I think it's the latter.
.
Hardly a "plot" drama queen.
1. plot
plät/Submit
noun
1.
a plan made in secret by a group of people to do something illegal or harmful.
Did you know about the NAACP lawsuit?
Is it harmful to America to eliminate merit?
2. As modest as I am, you may change that to 'drama princess.'
3. If you are a good boy, I may allow you to be one of the six carrying my palanquin.
It must have been fairly easy before this since the Bush family has gone into and graduated from Harvard or Yale..
I love how you'll jump into any thread...whether you know anything or not!
Good boy.
OK....education coming up: take notes.
1. For two of his four years at Harvard, Gore ranked in the bottom fifth of his class academically.
After squeaking through Harvard, Gore returned to Tennessee and, after flunking out of its Divinity School, entered but failed to earn a degree from Vanderbilt University Law School.
NewsMax Archives
2. Obama "...attended Occidental/Columbia undergrad and Harvard Law.

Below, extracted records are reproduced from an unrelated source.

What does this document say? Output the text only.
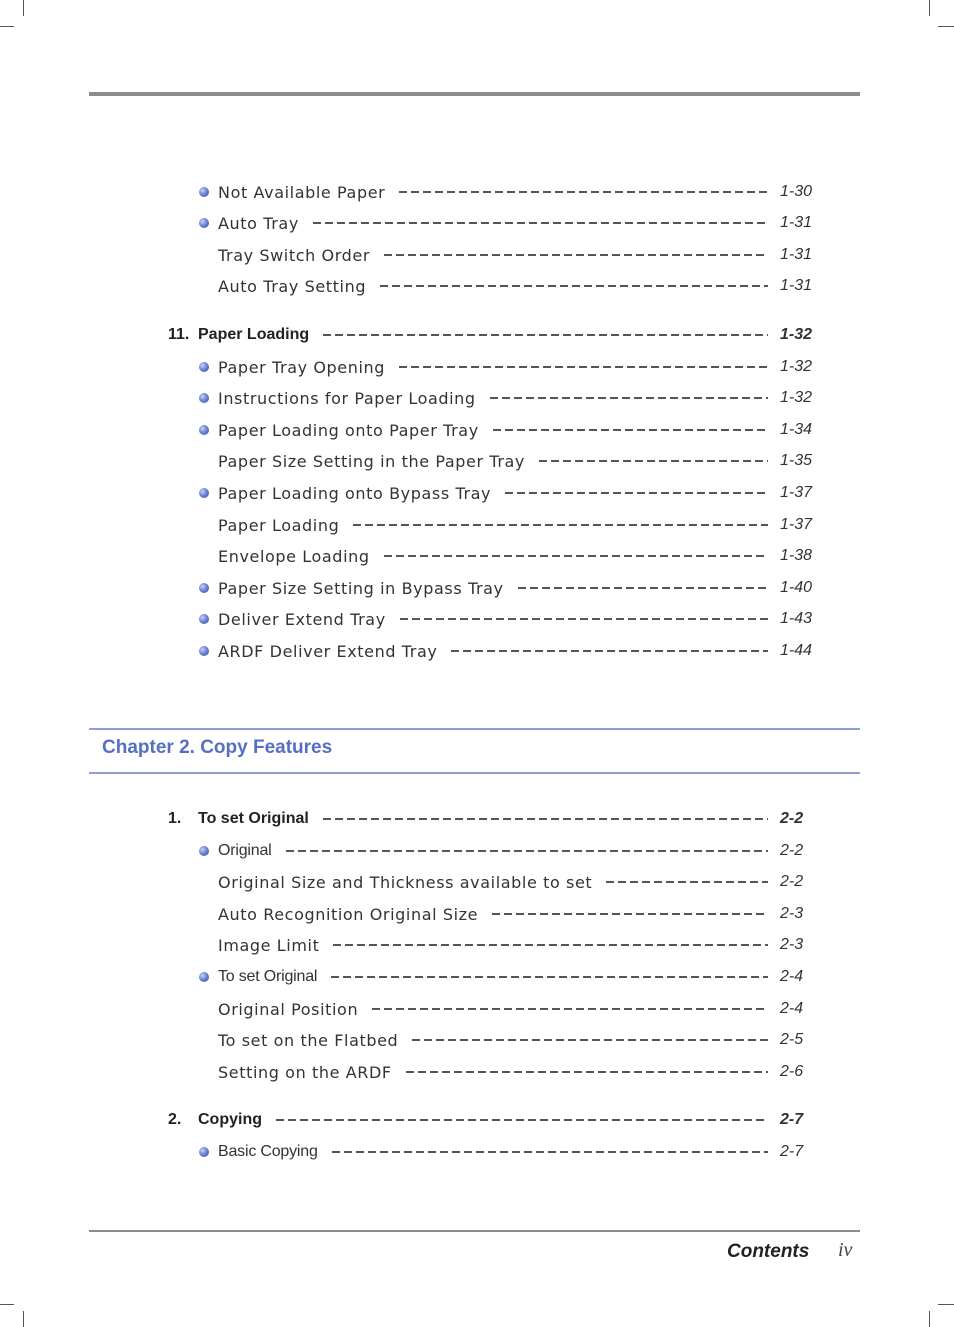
Not Available Paper	1-30
Auto Tray	1-31
Tray Switch Order	1-31
Auto Tray Setting	1-31
11. Paper Loading	1-32
Paper Tray Opening	1-32
Instructions for Paper Loading	1-32
Paper Loading onto Paper Tray	1-34
Paper Size Setting in the Paper Tray	1-35
Paper Loading onto Bypass Tray	1-37
Paper Loading	1-37
Envelope Loading	1-38
Paper Size Setting in Bypass Tray	1-40
Deliver Extend Tray	1-43
ARDF Deliver Extend Tray	1-44
Chapter 2. Copy Features
1.	To set Original	2-2
Original	2-2
Original Size and Thickness available to set	2-2
Auto Recognition Original Size	2-3
Image Limit	2-3
To set Original	2-4
Original Position	2-4
To set on the Flatbed	2-5
Setting on the ARDF	2-6
2.	Copying	2-7
Basic Copying	2-7
Contents iv
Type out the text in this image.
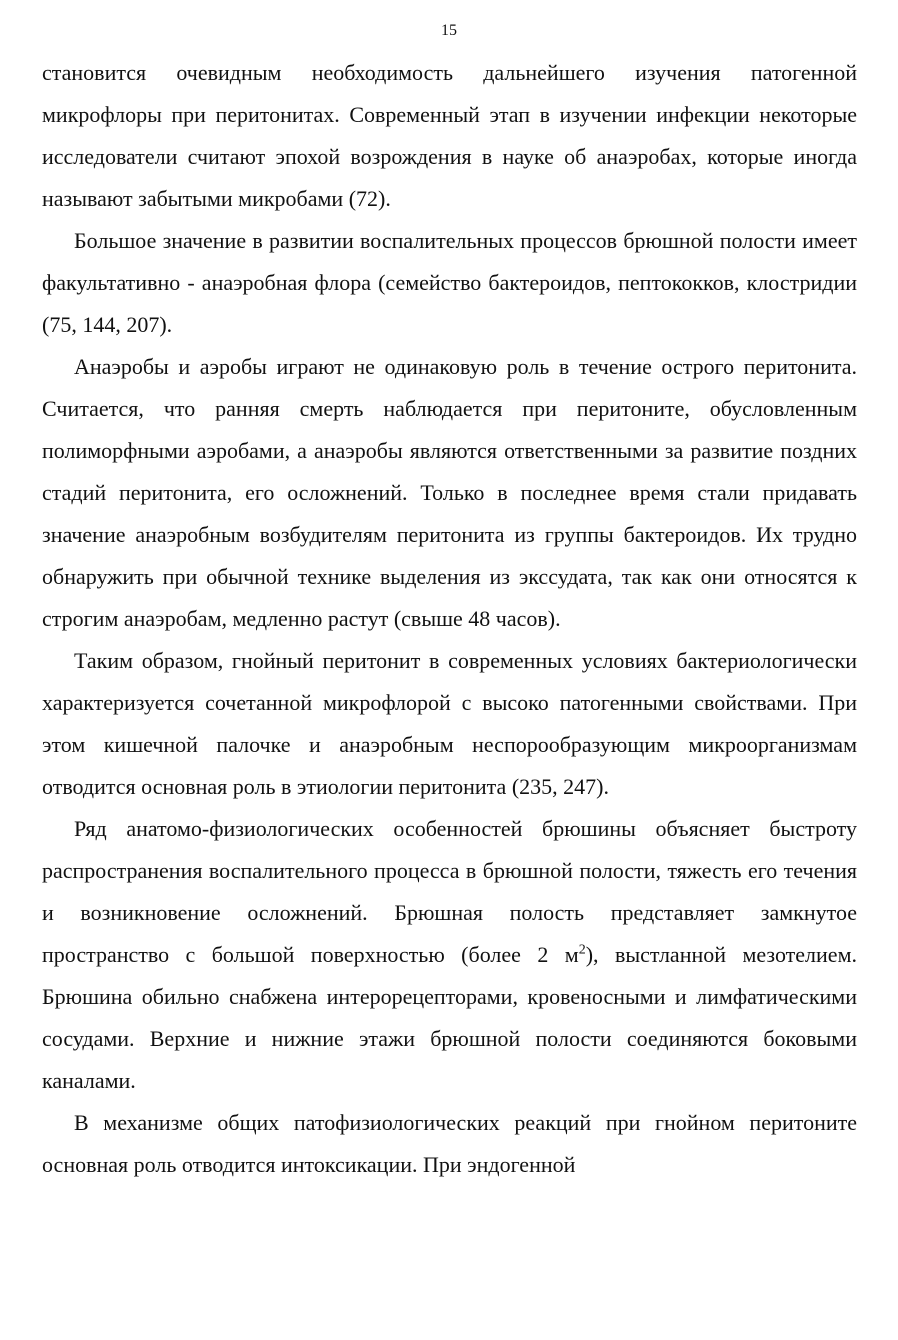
15

становится очевидным необходимость дальнейшего изучения патогенной микрофлоры при перитонитах. Современный этап в изучении инфекции некоторые исследователи считают эпохой возрождения в науке об анаэробах, которые иногда называют забытыми микробами (72).

Большое значение в развитии воспалительных процессов брюшной полости имеет факультативно - анаэробная флора (семейство бактероидов, пептококков, клостридии (75, 144, 207).

Анаэробы и аэробы играют не одинаковую роль в течение острого перитонита. Считается, что ранняя смерть наблюдается при перитоните, обусловленным полиморфными аэробами, а анаэробы являются ответственными за развитие поздних стадий перитонита, его осложнений. Только в последнее время стали придавать значение анаэробным возбудителям перитонита из группы бактероидов. Их трудно обнаружить при обычной технике выделения из экссудата, так как они относятся к строгим анаэробам, медленно растут (свыше 48 часов).

Таким образом, гнойный перитонит в современных условиях бактериологически характеризуется сочетанной микрофлорой с высоко патогенными свойствами. При этом кишечной палочке и анаэробным неспорообразующим микроорганизмам отводится основная роль в этиологии перитонита (235, 247).

Ряд анатомо-физиологических особенностей брюшины объясняет быстроту распространения воспалительного процесса в брюшной полости, тяжесть его течения и возникновение осложнений. Брюшная полость представляет замкнутое пространство с большой поверхностью (более 2 $м^2$), выстланной мезотелием. Брюшина обильно снабжена интерорецепторами, кровеносными и лимфатическими сосудами. Верхние и нижние этажи брюшной полости соединяются боковыми каналами.

В механизме общих патофизиологических реакций при гнойном перитоните основная роль отводится интоксикации. При эндогенной
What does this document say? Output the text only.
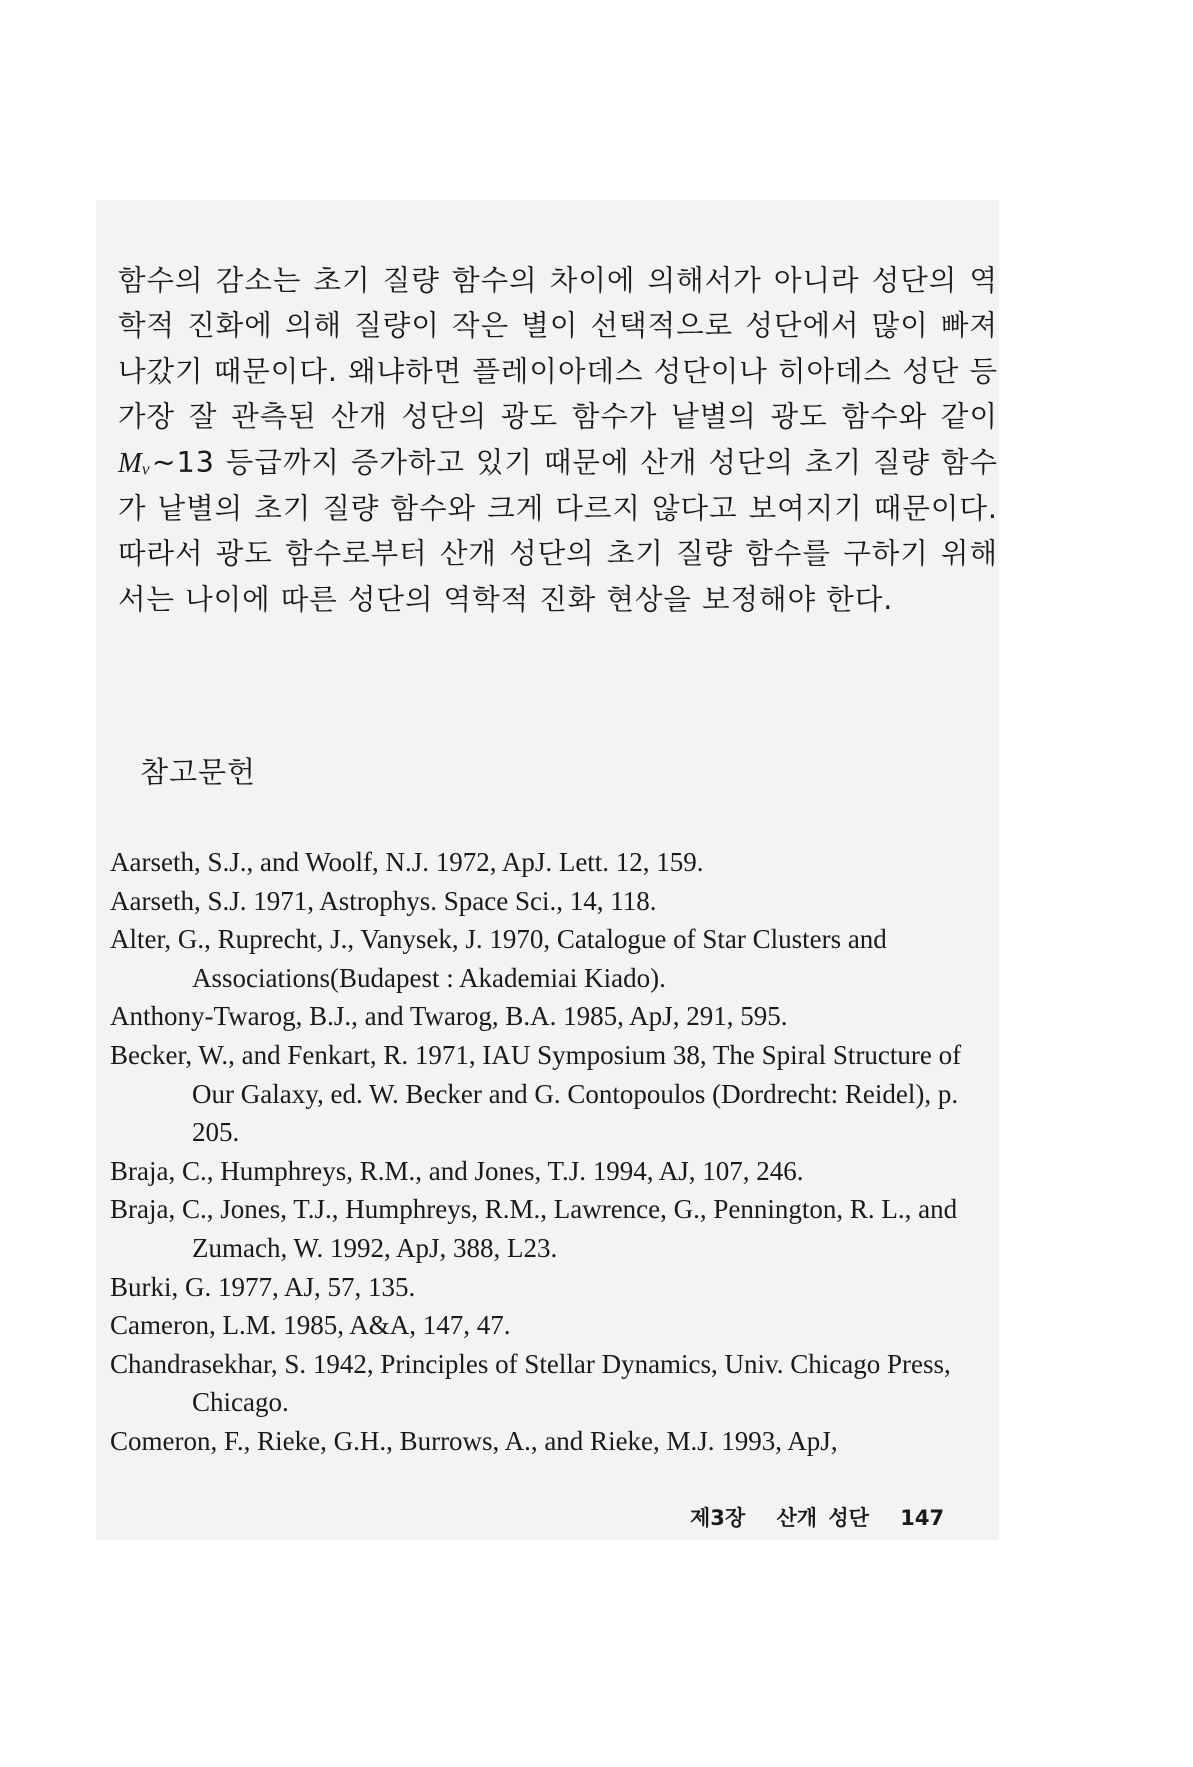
함수의 감소는 초기 질량 함수의 차이에 의해서가 아니라 성단의 역학적 진화에 의해 질량이 작은 별이 선택적으로 성단에서 많이 빠져나갔기 때문이다. 왜냐하면 플레이아데스 성단이나 히아데스 성단 등 가장 잘 관측된 산개 성단의 광도 함수가 낱별의 광도 함수와 같이 Mᵥ~13 등급까지 증가하고 있기 때문에 산개 성단의 초기 질량 함수가 낱별의 초기 질량 함수와 크게 다르지 않다고 보여지기 때문이다. 따라서 광도 함수로부터 산개 성단의 초기 질량 함수를 구하기 위해서는 나이에 따른 성단의 역학적 진화 현상을 보정해야 한다.

참고문헌
Aarseth, S.J., and Woolf, N.J. 1972, ApJ. Lett. 12, 159.
Aarseth, S.J. 1971, Astrophys. Space Sci., 14, 118.
Alter, G., Ruprecht, J., Vanysek, J. 1970, Catalogue of Star Clusters and Associations(Budapest : Akademiai Kiado).
Anthony-Twarog, B.J., and Twarog, B.A. 1985, ApJ, 291, 595.
Becker, W., and Fenkart, R. 1971, IAU Symposium 38, The Spiral Structure of Our Galaxy, ed. W. Becker and G. Contopoulos (Dordrecht: Reidel), p. 205.
Braja, C., Humphreys, R.M., and Jones, T.J. 1994, AJ, 107, 246.
Braja, C., Jones, T.J., Humphreys, R.M., Lawrence, G., Pennington, R. L., and Zumach, W. 1992, ApJ, 388, L23.
Burki, G. 1977, AJ, 57, 135.
Cameron, L.M. 1985, A&A, 147, 47.
Chandrasekhar, S. 1942, Principles of Stellar Dynamics, Univ. Chicago Press, Chicago.
Comeron, F., Rieke, G.H., Burrows, A., and Rieke, M.J. 1993, ApJ,
제3장 산개 성단 147
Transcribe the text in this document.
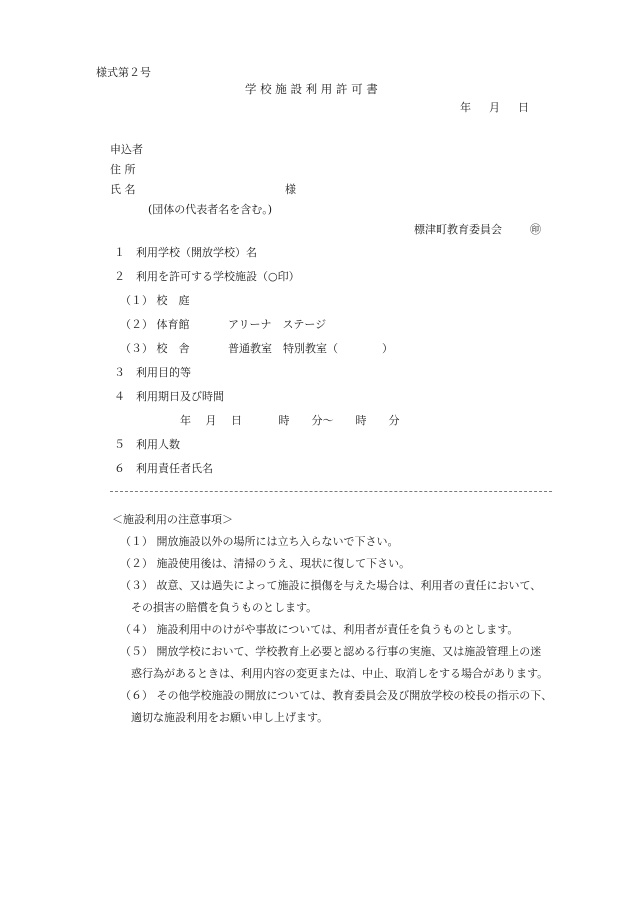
様式第２号
学 校 施 設 利 用 許 可 書
年 　 月 　 日
申込者
住 所
氏 名	様
(団体の代表者名を含む。)
標津町教育委員会	㊞
１　利用学校（開放学校）名
２　利用を許可する学校施設（○印）
（１） 校　庭
（２） 体育館	アリーナ　ステージ
（３） 校　舎	普通教室　特別教室（　　　　）
３　利用目的等
４　利用期日及び時間
年　 月　 日　　　 時　　分～　　時　　分
５　利用人数
６　利用責任者氏名
＜施設利用の注意事項＞
（１） 開放施設以外の場所には立ち入らないで下さい。
（２） 施設使用後は、清掃のうえ、現状に復して下さい。
（３） 故意、又は過失によって施設に損傷を与えた場合は、利用者の責任において、
その損害の賠償を負うものとします。
（４） 施設利用中のけがや事故については、利用者が責任を負うものとします。
（５） 開放学校において、学校教育上必要と認める行事の実施、又は施設管理上の迷
惑行為があるときは、利用内容の変更または、中止、取消しをする場合があります。
（６） その他学校施設の開放については、教育委員会及び開放学校の校長の指示の下、
適切な施設利用をお願い申し上げます。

Bush attended Yale undergrad and Harvard Business School. Bush released his grades and SAT scores (1206 on Verbal and Math--pre-1974--like 1300 today) as did his opponents, Kerry and Gore. Using the "Otis Gamma and Scholastic Aptitude" score, one can infer Bush's IQ to be 130. This places him in about the top 2-3% in the country.
This is higher than John Kerry and lower than Al Gore. The latter was a massive underachiever in college.
We do not know Obama's SAT, LSAT, or GPA scores because he won't release them. His Columbia GPA was estimated by the WSJ to be between 1.8 and 3.0 (C- to B) because he did not graduate with honors. He was at the bottom 15% in Occidental. He was in the top 10% at Harvard Law because he graduated "magna cum laude". So we assume he is smart, but how he got into Harvard with that record is peculiar. In any event, he will not release his records.
Law of the Bad Premise: Obama's Rocky Mountain High IQ
Now...aren't you glad you brought it up?
Yeah, rich folks have been bypassing the entrance exams and qualifications for many years, yet they believe they deserve merit in the work world just because they went to a certain college..
Why not equalize it and allow common folks to do the same?
"So someone up fpr Supreme Court justice ought to have started off poor and black because otherwise they can't have empathy for poor black plaintiffs."
That's pretty much the Clarence Thomas story.....so, how come they hate him?
He watched too much Long Dong Silver...
So, you remain a devotee of high tech lynching......
...you probably don't know how brilliant Thomas is.
1. Writes Jeffrey Toobin:
"In several of the most important areas of constitutional law, Thomas has emerged as an intellectual leader of the Supreme Court. Since the arrival of Chief Justice John G. Roberts, Jr., in 2005, and Justice Samuel A. Alito, Jr., in 2006, the Court has moved to the right when it comes to the free-speech rights of corporations, the rights of gun owners, and, potentially, the powers of the federal government; in each of these areas, the majority has followed where Thomas has been leading for a decade or more. Rarely has a Supreme Court Justice enjoyed such broad or significant vindication.
This is one of the most startling reappraisals to appear in The New Yorker for many years.
...it means that liberal America has spent a generation mocking a Black man as an ignorant fool, even as constitutional scholars stand in growing amazement at the intellectual audacity, philosophical coherence and historical reflection embedded in his judicial work."
New Blue Nightmare: Clarence Thomas and the Amendment of Doom - The American Interest
and
Partners - The New Yorker
An observation on merit: Those who excel can overcome many disadvantages, including attending slightly inferior schools. Those without merit often squander the opportunity, as they do not fully appreciate or understand what they have been given.